TyrannyFrom the East to the West

Professor Machan teaches philosophy at Auburn University, Alabama.

In the late 1950s I was a boy in Hungary, living in Budapest and experiencing the impact of tyranny on my elementary education. It consisted, mainly, of compulsory uniformity. All schools had to teach the same topics, from the same books, without any leeway for individual students’ needs, aptitudes, or interests. The entire experience was a nightmare. Teachers were dismissed for the slightest departure from official strictures.

One experience stands out for me. We were being indoctrinated—for you cannot call it being educated—with the famous line from Karl Marx, “From each according to his abilities, to each according to his needs.” As the teacher explained how important it was to etch this idea in our minds, I raised my hand and asked, “If two people started with the same resources but one drank himself silly while the other produced a useful product, did they have to share the benefits of the latter’s work?” I was summarily dismissed from my class and reassigned to a construction trade school.

During the last few years, the Eastern bloc has experienced a serious measure of liberation. The uniformity of Communist state indoctrination has gradually given way to a more liberal, pluralistic education for most students. Some Soviet schools are experimenting with Western-style education for even the youngest pupils. They have begun to adopt unique educational methods they have discovered at Montclair State College in New Jersey, which has an experimental program to teach philosophy to children starting at the age of 6. The techniques of critical, independent thinking are being imparted to youngsters so they can begin to evaluate what others say, to carve their own intellectual paths.

I am not certain how effective such education can be—Aristotle believed that people under 40 can’t engage in philosophical thinking. But at least some introduction to critical reasoning and evaluation may generate independent thought for those exposed to such educational methods. And now some educators from the Soviet Union are experimenting with this.
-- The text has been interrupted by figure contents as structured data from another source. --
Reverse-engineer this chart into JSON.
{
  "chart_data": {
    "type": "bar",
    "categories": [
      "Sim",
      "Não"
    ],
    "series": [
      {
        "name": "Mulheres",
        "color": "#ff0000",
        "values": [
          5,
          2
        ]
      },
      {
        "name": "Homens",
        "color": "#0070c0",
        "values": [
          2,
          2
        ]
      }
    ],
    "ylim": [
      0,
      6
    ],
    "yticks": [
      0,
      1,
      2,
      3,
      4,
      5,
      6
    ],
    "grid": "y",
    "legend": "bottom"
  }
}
Ironically, at the same time Eastern Europe is transforming itself toward a more liberal social order, the opposite seems to be happening on some of America’s college campuses. Reports from Tulane, Smith, Harvard, Rutgers, and the University of Northern Colorado, to name just a few, indicate that faculty and students alike are moving closer to demanding a uniform approach to teaching. Even private conversations are monitored on these campuses, and it is demanded that these conform to “politically correct” language. Teachers and students are being told that they may not speak in ways that indicate wrong thinking—in one case at the University of Pennsylvania, a college administrator deemed the word “individual” in an undergraduate’s memo to be inappropriate because he considered it a sign of racism!

What’s happening here? While in Eastern Europe, South Africa, China, and Latin America the winds of pluralism are blowing, in recognition of the fact that individuals have different needs, aspirations, and talents, in the United States, many intellectuals in powerful administrative and political positions are mandating uniformity along lines reminiscent of the crudest forms of Marxism-Leninism. And if you protest that this is tyranny, your remarks are deemed serf-incriminating. Even to question the new demands for mandated uniformity of speech is to invite the accusation that you have subconscious tendencies toward racism, sexism, and all manner of other intolerable social indecencies.

Karl Marx argued that for socialism to arrive, first a society must experience democratic capitalism. The workers will then vote in socialism when the time comes. In Eastern Europe it has been discovered that socialism needs to be imposed by commissars and dictators. Such a political economy just isn’t suited to human beings, and the Marxian idea that they—or at least “the workers”—will embrace it voluntarily has turned out to be a myth.

In America also we are discovering that it isn’t “the workers” or “the people,” but rather many of the privileged intellectuals who demand that we become fully collectivized, made uniform in conduct and speech. Since such a social life is inherently anti-human, it is no surprise that its champions have to implement it by the threat of force.

Nor is it much of a surprise that some of those now embarking on such measures used to be advocates of free speech. At one time, when they lacked power, they defended their anti-individualist propaganda as fully protected by the First Amendment. Yet, as many critics remarked at the time, they never defended individual freedom—including freedom of speech—for anything other than strategic purposes. Once they gained some measure of power, they showed their hands by denouncing liberty as a bourgeois bias and proceeded to try to impose their “politically correct” vision of human behavior.

For me it is very sad, not to mention frightening, to see that the country to which I escaped from collectivist tyranny is now experiencing the ominous winds of collectivist uniformitarianism. I only hope that it goes no further than the peculiar and unreal regions of American university life. But I am afraid that such hope may be futile.